Most women having a heart attack experience chest discomfort. However, compared to men, women are less likely to report chest pain and are more likely to downplay its significance. Moreover, just under half of all women having a heart attack deny having chest pain at all.
Women are more likely to complain of shortness of breath, nausea and fatigue as the most prominent symptom. Pain that women have during a heart attack may be in other areas such as the neck, jaw, back, shoulder or arm.
These “atypical” symptoms may mean that women could delay seeking medical attention. Also, medical providers may not recognize these symptoms initially as being part of a heart attack either, which could further delay treatment.
This delay, regardless of sex, has clearly been shown to worsen outcomes when treating heart attack patients.
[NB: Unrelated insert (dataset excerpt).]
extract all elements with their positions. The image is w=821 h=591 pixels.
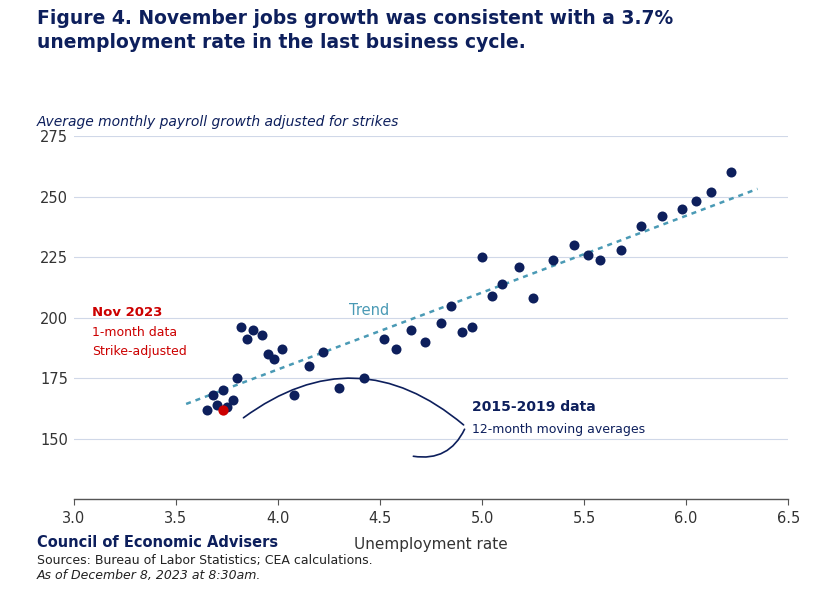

In addition, women with ischemic heart disease are falsely felt to have a lower risk and therefore may not be treated as aggressively as men who are matched by other criteria as having the same risk.
In general, women have more complications following a heart attack as well as more complications from invasive procedures used to treat heart attacks. There is a noted difference in outcomes related to age among women and men. Young women actually have a higher chance of dying while in the hospital for a heart attack than young men. However, older women may have a similar death rate or even a lower death rate, depending on the type of heart attack, than older men of the same age.
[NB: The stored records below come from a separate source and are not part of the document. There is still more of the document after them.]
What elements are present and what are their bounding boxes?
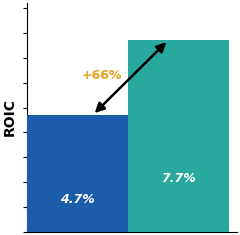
- Text: 7.7%: 7.7%: [161, 172, 196, 185]
- Y-axis label: ROIC: ROIC: [3, 98, 17, 137]
- Bar: [128, 40, 229, 232]
- Text: 4.7%: 4.7%: [60, 193, 95, 206]
- Text: +66%: +66%: [82, 69, 122, 82]
- Bar: [27, 115, 128, 232]
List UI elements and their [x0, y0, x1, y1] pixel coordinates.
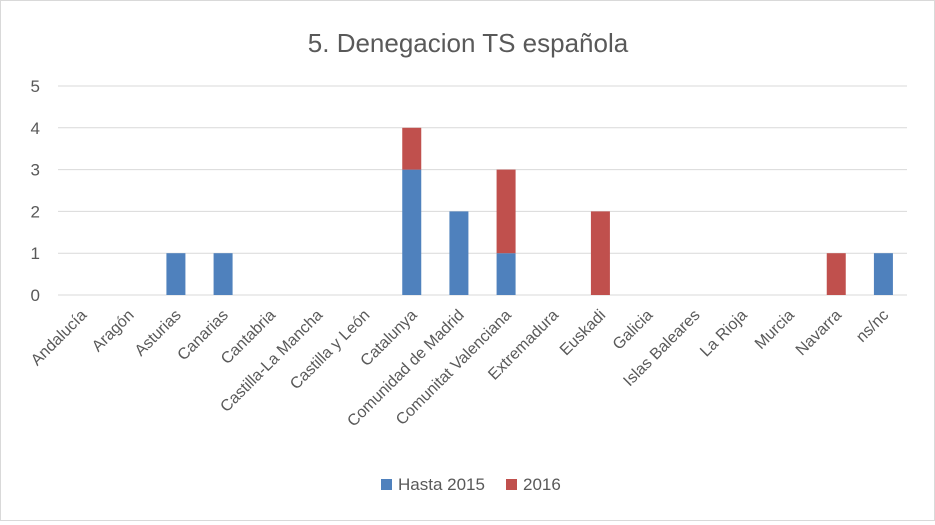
bar	[166, 253, 186, 295]
y-tick-label: 2	[31, 202, 40, 221]
x-tick-label: Aragón	[89, 307, 138, 356]
bar	[402, 169, 422, 295]
bar	[496, 253, 516, 295]
legend: Hasta 2015 2016	[381, 475, 561, 494]
y-axis-ticks: 0 1 2 3 4 5	[31, 77, 40, 305]
bar	[873, 253, 893, 295]
x-tick-label: Murcia	[752, 307, 798, 353]
x-tick-label: Euskadi	[557, 307, 609, 359]
chart-title: 5. Denegacion TS española	[308, 28, 629, 58]
x-tick-label: La Rioja	[697, 307, 751, 361]
bar	[590, 211, 610, 295]
x-tick-label: Andalucía	[28, 307, 90, 369]
x-axis-ticks: AndalucíaAragónAsturiasCanariasCantabria…	[28, 307, 892, 430]
bar	[449, 211, 469, 295]
y-tick-label: 1	[31, 244, 40, 263]
y-tick-label: 4	[31, 119, 40, 138]
y-tick-label: 3	[31, 161, 40, 180]
legend-swatch	[506, 479, 517, 490]
legend-label: 2016	[523, 475, 561, 494]
x-tick-label: Galicia	[610, 307, 657, 354]
bar	[496, 169, 516, 254]
x-tick-label: Navarra	[793, 307, 845, 359]
bar	[826, 253, 846, 295]
bar	[213, 253, 233, 295]
y-tick-label: 0	[31, 286, 40, 305]
bars	[166, 127, 893, 295]
legend-swatch	[381, 479, 392, 490]
y-tick-label: 5	[31, 77, 40, 96]
bar	[402, 127, 422, 170]
legend-label: Hasta 2015	[398, 475, 485, 494]
x-tick-label: ns/nc	[853, 307, 892, 346]
gridlines	[58, 85, 907, 296]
Again, this is thought to be at least partially explained by the differences in symptoms at the time of a heart attack onset between younger women and younger men.
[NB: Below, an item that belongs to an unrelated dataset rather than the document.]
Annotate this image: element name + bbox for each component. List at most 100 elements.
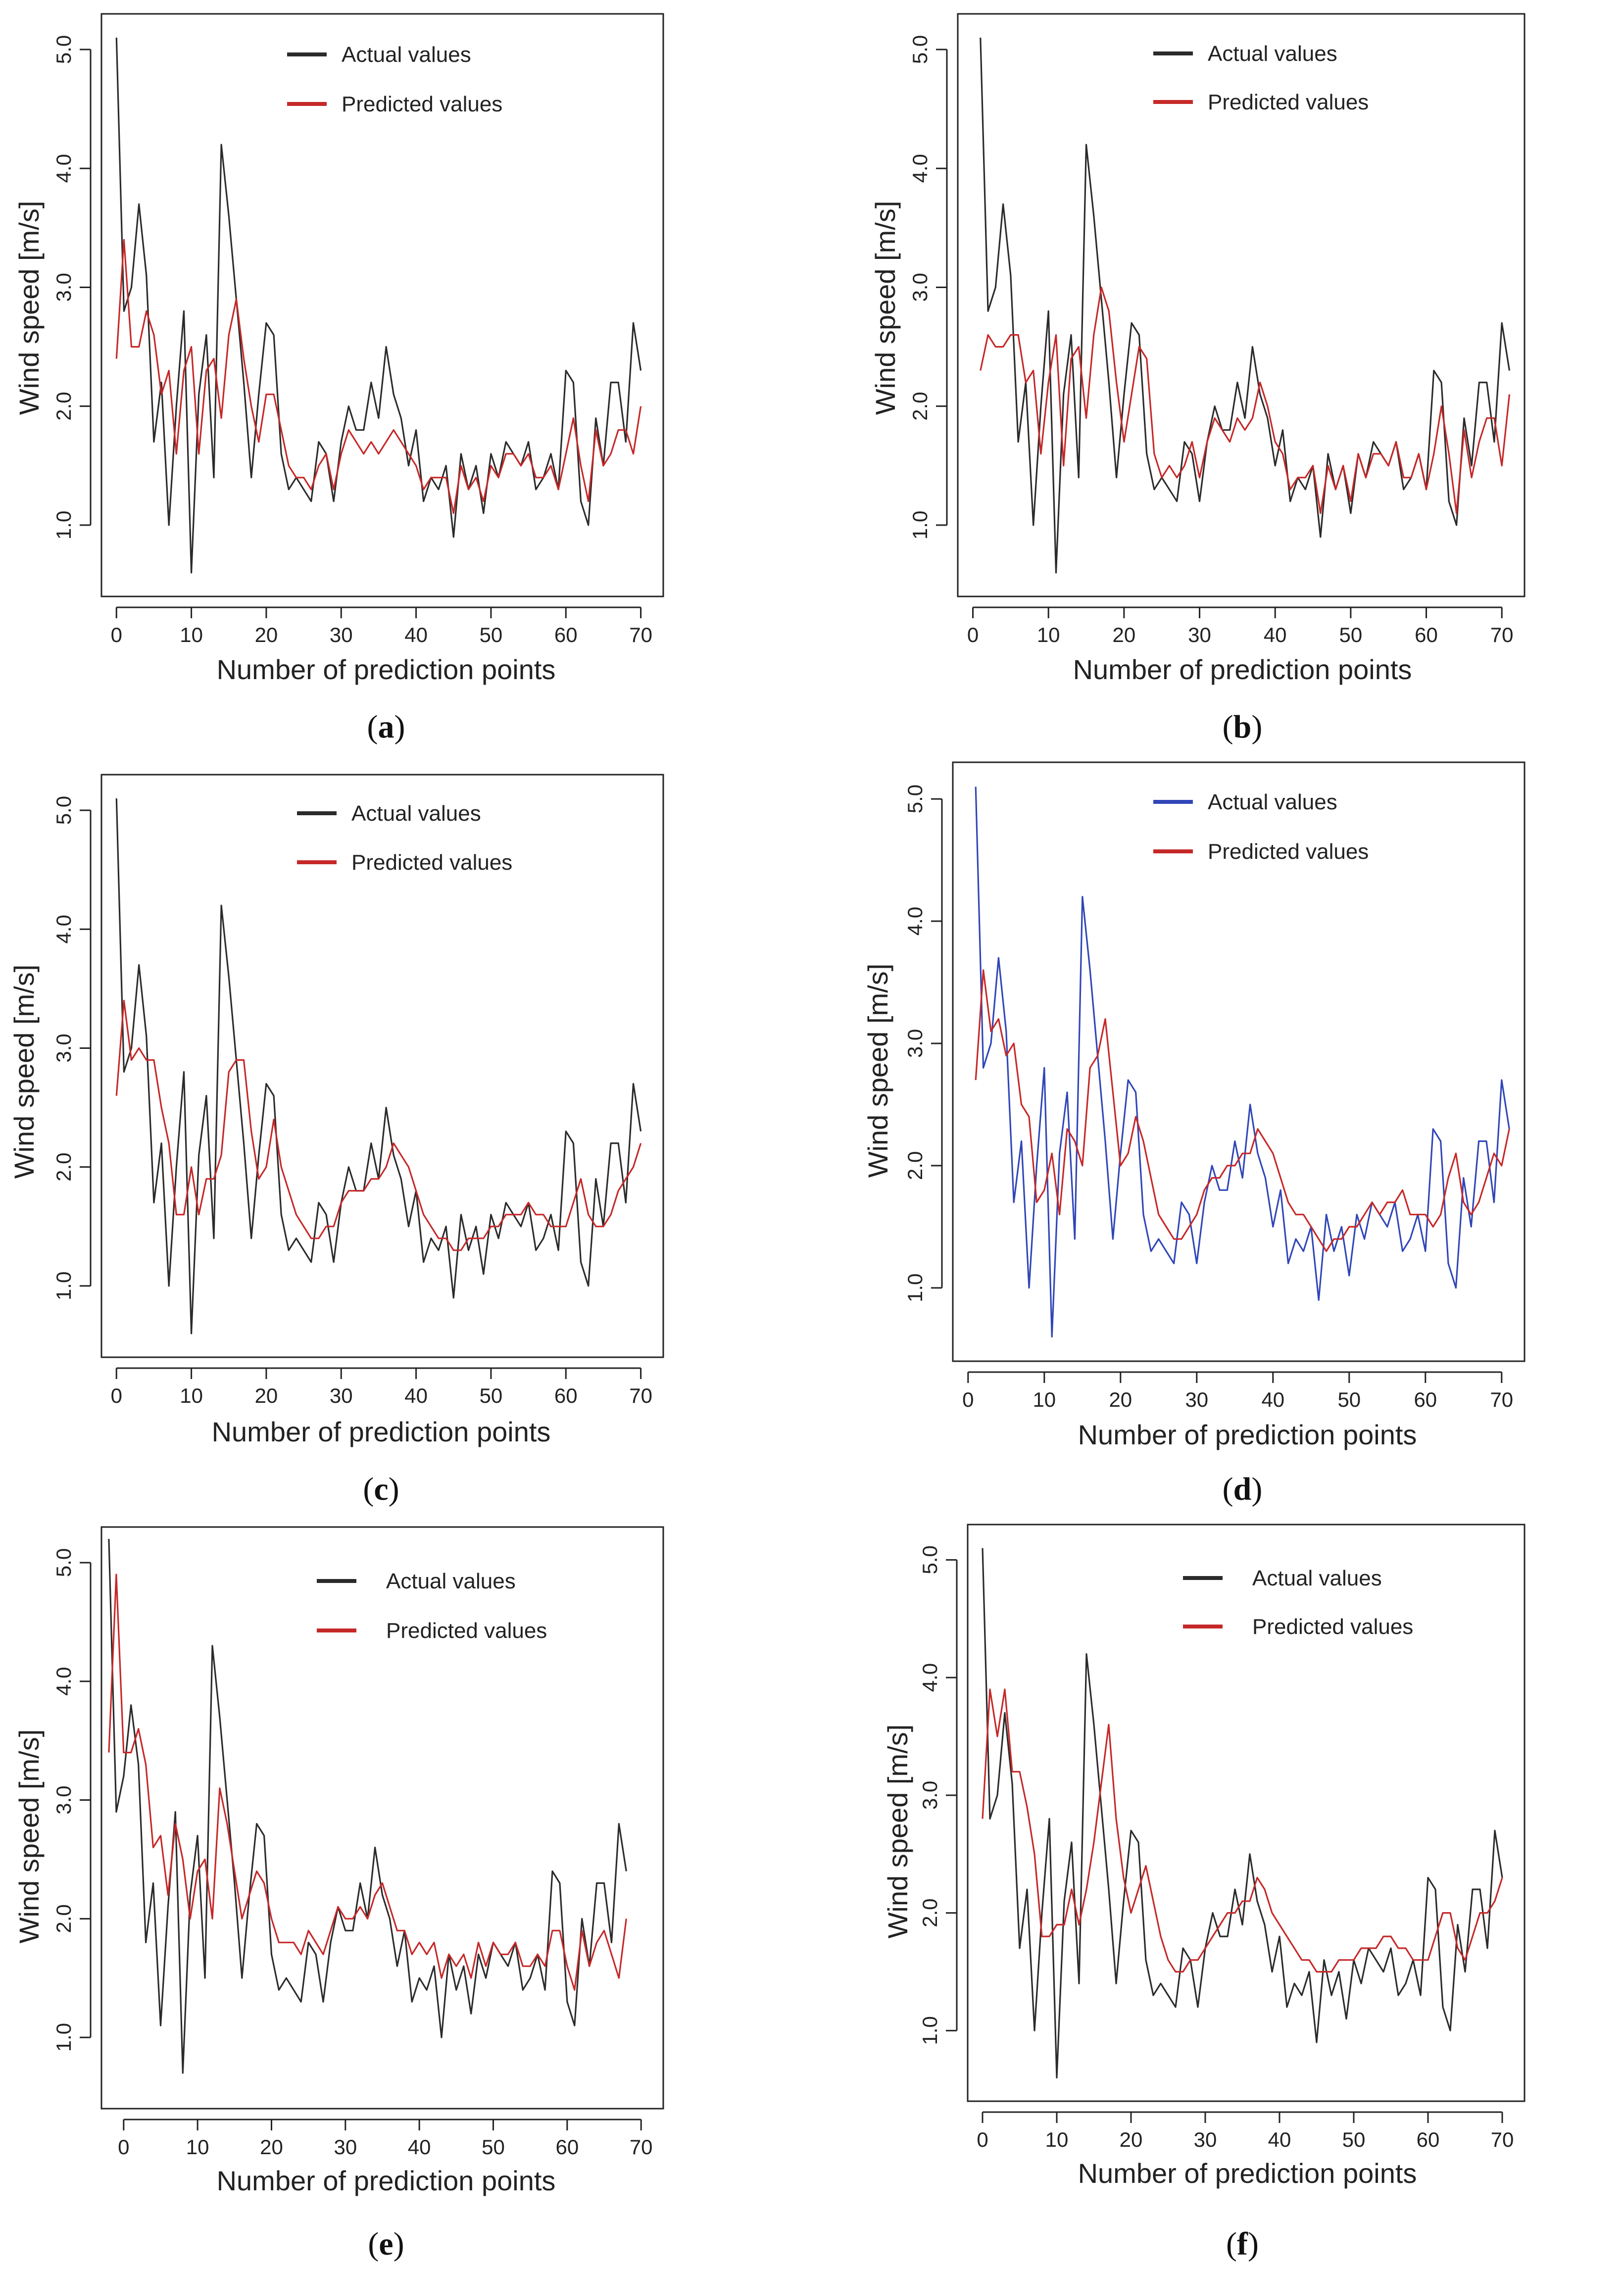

Also, when younger women present with a heart attack, compared to men of the same age, the women are more likely to also have hypertension, diabetes, congestive heart failure or a prior stroke. All of these other serious conditions further increase their risk of a worse outcome compared to men.
Only with more public awareness of these “atypical” symptoms and presentations can everyone come to understand that for women these are “typical.”
Dr. Larry Todd Breeding, an interventional cardiologist with Baptist Health Medical Group Cardiology in Richmond, practices at Baptist Health Richmond.